To kick off 2019 we’ve decided to make a series of posts documenting a whole project in Processing, starting with a blank page and building a “particle system” from the ground up that you’ll be able to use in your own projects if you want to.
Particle systems are widely used for CGI effects like fire, smoke, water, weather and so on, as well as producing very complicated-looking abstract effects. They’re used in both games and movies and can be extremely complex; we’ll be happy if we get something that works and can serve as a base for further experimentation.
Before we write any code at all, we’ll need to decide what we’re trying to achieve. A good first step is to look at some examples we’d like to emulate. A quick image search in your favourite search engine throws up lots of examnples. Here’s one creating a simple (but still nice-looking) fire effect (source):
This would be hard to achieve with the built-in tools Processing gives to us, so it’s a decent challenge. Here are a couple that look more like steam, and that reveal a bit more about what’s going on (source):
A particle system works by creating a very large number of very simple objects — the particles — and moving them according to a simple rule. The particles might be simple shapes like the white dots in the steam examples, or images or animated sprites as in the fire image. There’s usually a bit of randomness thrown in to make it look less predictable.
We’d like our particle system to be as configurable as possible so we can make a wide variety of effects with it,and we’d like to be able to combine several particle systems to create more complex effects, such as this one that has flames, smoke, sparks and a glowing effect that all need to behave differently (source):
At this point we’re building a wish-list; I’d be amazed if we produced anything as polished as the one above, but we might as well shoot for something ambitious and see how far we get.
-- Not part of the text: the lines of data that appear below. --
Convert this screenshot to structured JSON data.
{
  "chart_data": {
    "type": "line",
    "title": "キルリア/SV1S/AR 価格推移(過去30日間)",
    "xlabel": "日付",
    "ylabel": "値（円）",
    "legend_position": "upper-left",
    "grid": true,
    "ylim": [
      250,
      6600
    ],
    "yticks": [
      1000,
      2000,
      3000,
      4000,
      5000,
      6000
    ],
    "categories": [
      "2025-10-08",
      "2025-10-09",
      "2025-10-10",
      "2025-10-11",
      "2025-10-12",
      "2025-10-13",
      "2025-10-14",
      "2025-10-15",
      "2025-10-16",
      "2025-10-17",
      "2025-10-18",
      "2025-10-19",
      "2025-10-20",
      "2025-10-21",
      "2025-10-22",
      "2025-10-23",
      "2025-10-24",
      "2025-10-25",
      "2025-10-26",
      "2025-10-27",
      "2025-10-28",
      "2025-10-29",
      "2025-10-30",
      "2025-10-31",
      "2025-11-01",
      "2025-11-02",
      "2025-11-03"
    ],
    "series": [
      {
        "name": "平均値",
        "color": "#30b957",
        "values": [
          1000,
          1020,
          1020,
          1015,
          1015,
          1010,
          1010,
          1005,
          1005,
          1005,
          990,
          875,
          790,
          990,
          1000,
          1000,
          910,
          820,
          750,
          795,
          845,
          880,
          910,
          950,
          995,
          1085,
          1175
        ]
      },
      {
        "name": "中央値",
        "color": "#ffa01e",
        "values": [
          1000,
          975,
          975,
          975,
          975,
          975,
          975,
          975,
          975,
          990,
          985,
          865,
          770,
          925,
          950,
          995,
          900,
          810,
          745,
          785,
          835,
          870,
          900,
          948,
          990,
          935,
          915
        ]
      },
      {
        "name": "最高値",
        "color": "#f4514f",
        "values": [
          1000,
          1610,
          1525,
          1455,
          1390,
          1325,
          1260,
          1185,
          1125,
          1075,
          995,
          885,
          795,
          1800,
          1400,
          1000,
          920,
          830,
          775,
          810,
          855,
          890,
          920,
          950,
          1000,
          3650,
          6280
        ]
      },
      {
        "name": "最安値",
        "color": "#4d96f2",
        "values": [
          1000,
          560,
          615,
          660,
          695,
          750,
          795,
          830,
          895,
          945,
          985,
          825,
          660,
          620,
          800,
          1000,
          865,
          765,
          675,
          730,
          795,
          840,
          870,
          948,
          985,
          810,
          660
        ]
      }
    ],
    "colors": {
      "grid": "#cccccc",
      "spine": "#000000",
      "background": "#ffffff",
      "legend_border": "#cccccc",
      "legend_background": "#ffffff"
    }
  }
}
The examples above all come from dedicated 3D graphics environments (Unity and Blender) whereas we’ll be starting from nothing.
We’ll also have to struggle with Processing’s performance limitations when it comes to having thousands or millions of particles on the screen at any one time. Eventually we might decide that Processing isn’t the right place to do this and we need to “port” our particle system into a different framework that can handle it, but that will be out of scope for this series.
In real life our first question should be: Has someone else already solved this problem? And the answer is of course “yes” — there are many examples of particle systems already written for Processing. In fact, Processing even comes with a demo called Particles that sort of does what we want. But the point of this series is to see what we can learn by going through the process ourselves, so we will pretend those projects don’t exist and have a go for ourselves.
Next time we’ll start writing code. Note that we won’t be following a very structured approach to this project. It will be the kind of exploratory process we advocate in our beginner classes; this may not be the most direct route but it is fun, flexible and practical for newcomers. Some of the ideas we use will probably be unfamiliar and you may have to look them up (I won’t have time to explain every step in detail here) but that’s just part of the process.
The code for each week is in its own RAR archive on our new GitHub. For example, Particles06.rar contains the project as it stands at the end of Week 6. Just unzip the archive anywhere on your computer; it will produce a Processing sketch folder containing everything you need. This should help if you find the screenshots get confusing.